As crews prepare to break ground and forge ahead on the construction of Bear Mountain Parkway, Langford council and staff are eagerly pushing the project along.
“It’s all coming together for Langford in terms of our road network,” said Coun. Lillian Szpak. “People are anxious for the results and they’re coming.”
The project will see Bear Mountain Parkway connected from the Leigh Road and McCallum Road intersection (near the Leigh Road Interchange) up roughly 3.5 kilometres to the existing Bear Mountain Parkway at the Country Club Way roundabout.
Windley Contracting has been awarded the construction contract and the project is expected to take approximately one year to complete.
“It’s part of our transportation plan for the City of Langford,” Szpak said. This access to Bear Mountain will complete the circle and is expected to alleviate some of the congestion on Millstream Road. Szpak added that many residents she’s heard from are eagerly awaiting this project as a way to also help with congestion in the area during major events.
“We all know what the Millstream overpass is like,” she said. While noting the Leigh Road interchange already is taking some of that pressure off, she added the new road will take that to the next level.
Langford council is also pushing to have utilities installed under the roadway before final paving is complete. Szpak said digging up the road after the fact would be a “waste of money” and cause more disruption for area residents.
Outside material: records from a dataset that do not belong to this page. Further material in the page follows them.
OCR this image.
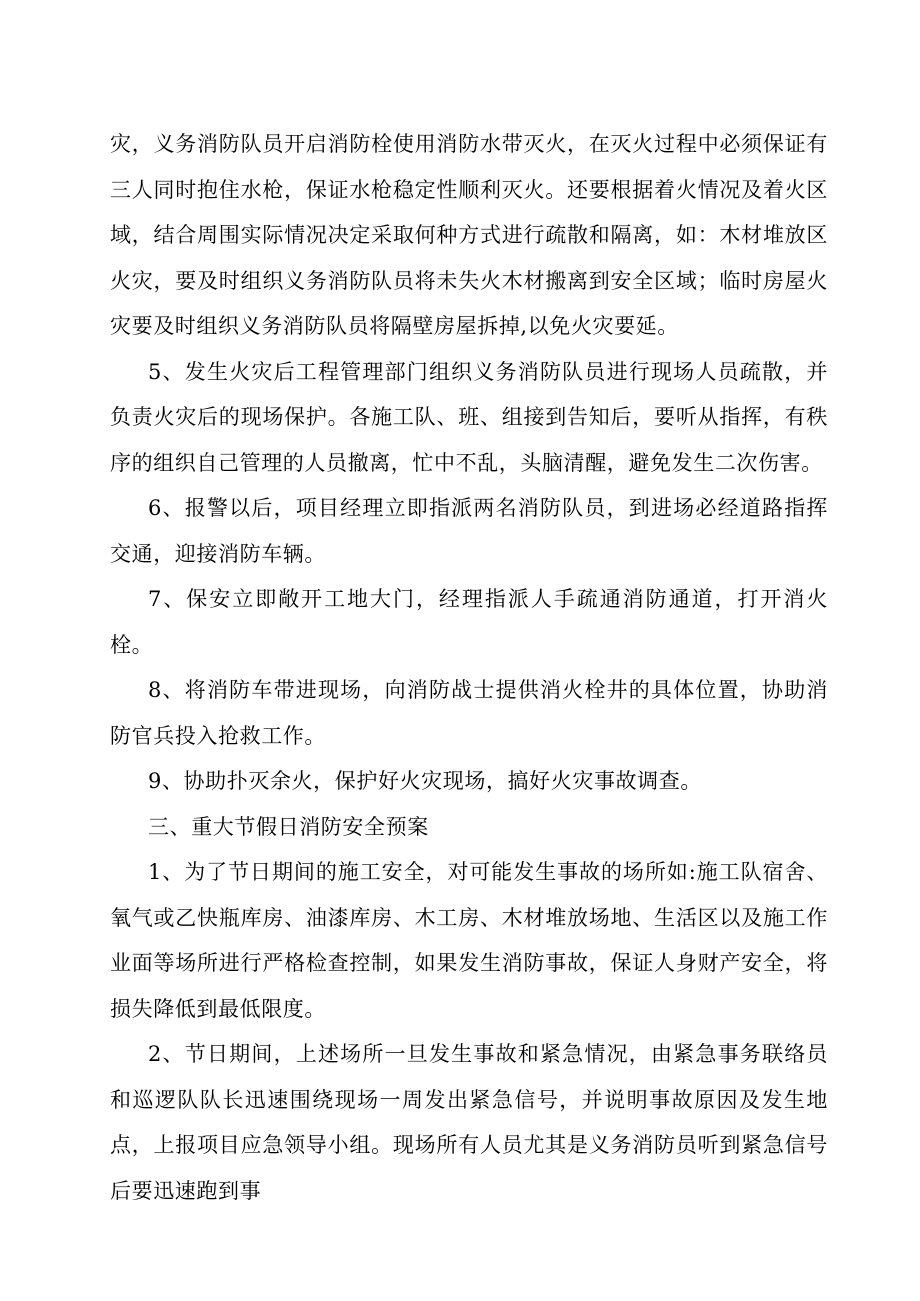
灾，义务消防队员开启消防栓使用消防水带灭火，在灭火过程中必须保证有三人同时抱住水枪，保证水枪稳定性顺利灭火。还要根据着火情况及着火区域，结合周围实际情况决定采取何种方式进行疏散和隔离，如：木材堆放区火灾，要及时组织义务消防队员将未失火木材搬离到安全区域；临时房屋火灾要及时组织义务消防队员将隔壁房屋拆掉,以免火灾要延。

5、发生火灾后工程管理部门组织义务消防队员进行现场人员疏散，并负责火灾后的现场保护。各施工队、班、组接到告知后，要听从指挥，有秩序的组织自己管理的人员撤离，忙中不乱，头脑清醒，避免发生二次伤害。

6、报警以后，项目经理立即指派两名消防队员，到进场必经道路指挥交通，迎接消防车辆。

7、保安立即敞开工地大门，经理指派人手疏通消防通道，打开消火栓。

8、将消防车带进现场，向消防战士提供消火栓井的具体位置，协助消防官兵投入抢救工作。

9、协助扑灭余火，保护好火灾现场，搞好火灾事故调查。

三、重大节假日消防安全预案

1、为了节日期间的施工安全，对可能发生事故的场所如:施工队宿舍、氧气或乙快瓶库房、油漆库房、木工房、木材堆放场地、生活区以及施工作业面等场所进行严格检查控制，如果发生消防事故，保证人身财产安全，将损失降低到最低限度。

2、节日期间，上述场所一旦发生事故和紧急情况，由紧急事务联络员和巡逻队队长迅速围绕现场一周发出紧急信号，并说明事故原因及发生地点，上报项目应急领导小组。现场所有人员尤其是义务消防员听到紧急信号后要迅速跑到事
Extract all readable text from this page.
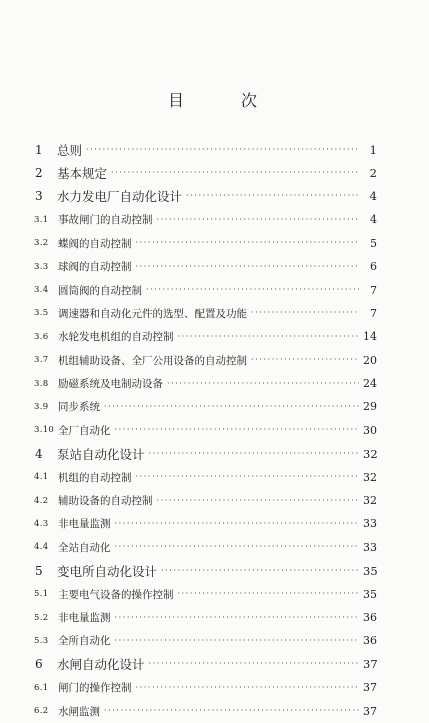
目 次
1	总则 ·····	1
2	基本规定 ·····	2
3	水力发电厂自动化设计 ·····	4
3.1 事故闸门的自动控制 ·····	4
3.2 蝶阀的自动控制 ·····	5
3.3 球阀的自动控制 ·····	6
3.4 圆筒阀的自动控制 ·····	7
3.5 调速器和自动化元件的选型、配置及功能 ·····	7
3.6 水轮发电机组的自动控制 ·····	14
3.7 机组辅助设备、全厂公用设备的自动控制 ·····	20
3.8 励磁系统及电制动设备 ·····	24
3.9 同步系统 ·····	29
3.10 全厂自动化 ·····	30
4	泵站自动化设计 ·····	32
4.1 机组的自动控制 ·····	32
4.2 辅助设备的自动控制 ·····	32
4.3 非电量监测 ·····	33
4.4 全站自动化 ·····	33
5	变电所自动化设计 ·····	35
5.1 主要电气设备的操作控制 ·····	35
5.2 非电量监测 ·····	36
5.3 全所自动化 ·····	36
6	水闸自动化设计 ·····	37
6.1 闸门的操作控制 ·····	37
6.2 水闸监测 ·····	37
The sentiment was unanimously agreed on by the Capital Regional District’s Juan de Fuca Water Distribution Commission, which last week agreed to make the project a priority for funding from the commission’s development cost charge (DCC) capital reserve fund. Szpak, a member of the commission, noted, “it’s a real example of our co-operation to recognize this needs to be a priority for the region.”
According to a CRD staff report, roughly $3.6 million from that reserve fund would be used to construct approximately 3.3 km of water distribution mains and three pressure reducing stations. Ultimately, the goal is to add another three kilometres of supply and distributions mains, a 3,100-cubic-metre reservoir and two pump stations for a full build out plan.
In the interim, the water main would be available for fire protection and would ultimately limit the future disturbance to the roadway when more services are added. Having this fire main also reduces the need for interim fire requirements in the McCallum Road pump station.
This main also allows the CRD to create a local service area and make additions to the system in phases, without having to drain the DCC funds all at once.
While it still needs to be passed by the CRD board and regional water supply commission, Szpak noted, “I don’t expect it to have any serious hurdles now.” She added the project generated a lot of good discussion and questions at the JdF commission level and Langford and CRD staff have worked hard to hammer out the details. “It’s ready to go ahead,” she said.